When I finally made it up to the top, the merriment had already begun; there was dancing, various food and beverages being offered, and foam being sprayed.

I was almost immediately asked to dance. Over the course of the day, we danced, ate and drank, three different men asked me to marry them, and we talked to many different people.



Then it was time for the descent.

They lined us up behind the Peruvian flag, told us to take hands, and we started booking it down the hill. We eventually dropped hands, but continued at a steady pace down the mountain. I was thinking from the start, “Oh my word, I am going to fall. I am totally going to fall.” On the way up, I actually joked about how it would be significantly easier to just roll down the mountain on the way back.

But I was JOKING.

The joke became reality when I slipped head-first, rolling/tumbling down the mountain.

Did you get that? I FELL DOWN A MOUNTAIN. This is what I meant about becoming a legend. Everyone was talking about the gringa who fell down the mountain. Years to come, they will still be talking and laughing about the year the gringa went up the mountain, and fell back down it.

I was rolling down the mountain, and knew I had to stop myself, so I tried to grab on to anything to decrease my velocity. Fortunately, there was a somewhat level place where I was able to stop myself, after falling about twenty feet. Almost immediately, one of the North American guys and a Peruvian man were at my side to help me. I was then accompanied for the rest of a descent by a man on each side, making sure I didn’t fall again (which was a real possibility).
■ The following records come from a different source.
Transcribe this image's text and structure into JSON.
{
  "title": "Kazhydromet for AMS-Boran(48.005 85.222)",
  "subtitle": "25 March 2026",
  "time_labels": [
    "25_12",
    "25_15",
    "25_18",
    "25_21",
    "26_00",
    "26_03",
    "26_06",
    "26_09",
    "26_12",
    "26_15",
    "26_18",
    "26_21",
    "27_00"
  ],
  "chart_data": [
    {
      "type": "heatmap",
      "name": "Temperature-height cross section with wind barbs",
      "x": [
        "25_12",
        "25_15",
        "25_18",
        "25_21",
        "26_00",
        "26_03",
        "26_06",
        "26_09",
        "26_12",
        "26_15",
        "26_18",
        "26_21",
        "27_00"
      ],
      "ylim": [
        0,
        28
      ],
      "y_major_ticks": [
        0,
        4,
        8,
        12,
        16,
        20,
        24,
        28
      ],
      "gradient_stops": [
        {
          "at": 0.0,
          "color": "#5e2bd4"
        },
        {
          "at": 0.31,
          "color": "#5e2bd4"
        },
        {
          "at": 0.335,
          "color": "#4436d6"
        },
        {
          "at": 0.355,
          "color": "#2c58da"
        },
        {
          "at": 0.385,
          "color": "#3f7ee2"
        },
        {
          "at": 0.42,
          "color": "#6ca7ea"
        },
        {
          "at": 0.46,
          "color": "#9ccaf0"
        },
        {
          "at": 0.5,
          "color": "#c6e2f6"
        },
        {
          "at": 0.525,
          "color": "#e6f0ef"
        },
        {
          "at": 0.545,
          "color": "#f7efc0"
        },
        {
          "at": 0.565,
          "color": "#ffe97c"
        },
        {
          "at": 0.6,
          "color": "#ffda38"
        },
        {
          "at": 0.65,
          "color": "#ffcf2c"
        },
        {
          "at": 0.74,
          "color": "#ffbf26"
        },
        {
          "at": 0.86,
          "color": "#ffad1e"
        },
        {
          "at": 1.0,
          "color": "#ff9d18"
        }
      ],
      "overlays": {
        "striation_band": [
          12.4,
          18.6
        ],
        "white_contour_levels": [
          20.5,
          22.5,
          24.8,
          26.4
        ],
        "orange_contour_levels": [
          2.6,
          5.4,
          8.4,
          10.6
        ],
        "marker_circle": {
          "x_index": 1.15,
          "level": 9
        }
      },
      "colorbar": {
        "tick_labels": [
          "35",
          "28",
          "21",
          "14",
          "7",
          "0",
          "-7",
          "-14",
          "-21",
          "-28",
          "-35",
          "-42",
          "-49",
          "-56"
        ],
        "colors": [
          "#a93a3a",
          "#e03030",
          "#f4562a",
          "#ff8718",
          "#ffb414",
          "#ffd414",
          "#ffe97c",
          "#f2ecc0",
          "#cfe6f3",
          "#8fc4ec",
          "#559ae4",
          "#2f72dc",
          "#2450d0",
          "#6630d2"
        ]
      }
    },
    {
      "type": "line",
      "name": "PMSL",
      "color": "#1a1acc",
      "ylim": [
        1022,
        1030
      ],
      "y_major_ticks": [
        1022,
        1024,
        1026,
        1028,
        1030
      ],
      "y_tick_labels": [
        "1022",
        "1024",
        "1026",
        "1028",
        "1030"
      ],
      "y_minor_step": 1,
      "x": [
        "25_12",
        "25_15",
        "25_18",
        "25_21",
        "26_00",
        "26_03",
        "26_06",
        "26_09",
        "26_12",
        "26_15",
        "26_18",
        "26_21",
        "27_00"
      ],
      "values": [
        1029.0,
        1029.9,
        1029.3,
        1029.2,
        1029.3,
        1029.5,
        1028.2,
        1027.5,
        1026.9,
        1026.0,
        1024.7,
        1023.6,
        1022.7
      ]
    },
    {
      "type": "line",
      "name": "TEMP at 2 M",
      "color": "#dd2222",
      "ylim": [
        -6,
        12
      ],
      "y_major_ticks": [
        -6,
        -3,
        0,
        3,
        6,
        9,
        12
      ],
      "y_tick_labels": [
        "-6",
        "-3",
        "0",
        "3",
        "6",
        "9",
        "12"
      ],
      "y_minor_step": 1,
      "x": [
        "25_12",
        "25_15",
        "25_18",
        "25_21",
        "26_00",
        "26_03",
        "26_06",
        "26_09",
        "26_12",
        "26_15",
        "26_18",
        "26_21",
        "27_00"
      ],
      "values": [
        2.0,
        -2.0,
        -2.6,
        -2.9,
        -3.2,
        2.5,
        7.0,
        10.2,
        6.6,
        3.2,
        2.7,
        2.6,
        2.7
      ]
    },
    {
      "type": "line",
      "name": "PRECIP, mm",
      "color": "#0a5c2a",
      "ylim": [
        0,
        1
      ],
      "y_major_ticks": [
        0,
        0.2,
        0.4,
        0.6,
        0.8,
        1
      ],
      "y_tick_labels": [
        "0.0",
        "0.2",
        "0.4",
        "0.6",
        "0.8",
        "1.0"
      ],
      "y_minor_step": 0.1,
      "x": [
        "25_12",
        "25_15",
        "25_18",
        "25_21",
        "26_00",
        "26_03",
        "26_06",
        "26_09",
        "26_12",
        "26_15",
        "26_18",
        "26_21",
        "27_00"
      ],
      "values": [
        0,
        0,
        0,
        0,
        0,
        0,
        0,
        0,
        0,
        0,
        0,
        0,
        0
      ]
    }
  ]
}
At the bottom, everyone was waiting, continuing the party, and eating and dancing some more, and I might add that they were there for a while before I arrived. But when I did, there was applause. Everyone who joined the party at the bottom had heard about me, including one of my contacts who came to find me to make sure I was alright.

So now, I am a living legend when I go to the Sacred Valley. I have actually had people come up to me to tell me that they saw my fall. But the story actually serves as a great icebreaker when I am meeting new people in Coya. So God is using it for his glory.

And I can’t actually tell this story without giving all kinds of praise to God. Because it could have been SO MUCH WORSE.

If I had fallen anywhere else, there would not have been that level place for me to stop; I would have kept falling.

Everywhere else along the path, there were tons of rocks of various sizes that I could have hit my head on, but not where I fell.

I could have gotten a concussion, I could have broken bones, I could have been bleeding. I was up there with a paramedic, but we were still a long way from the bottom. If any of those injuries had occurred, how would they have gotten me the rest of the way down?

Do you want to know what injuries I did receive? (I mean besides the barely-able-to-move-because-muscles-I-didn’t-even-know-I-had-hurt-so-bad soreness that I had for two days.) When I got home, Emily had to help me pull thorns, which had been there all day, out of my legs. There were three of them, one of which was just over an inch long, and they left some pretty nasty bruises. But that’s it.



God protected me. I have no doubt about that. And I am so thankful.

And yeah, rolling down would have been SO MUCH faster.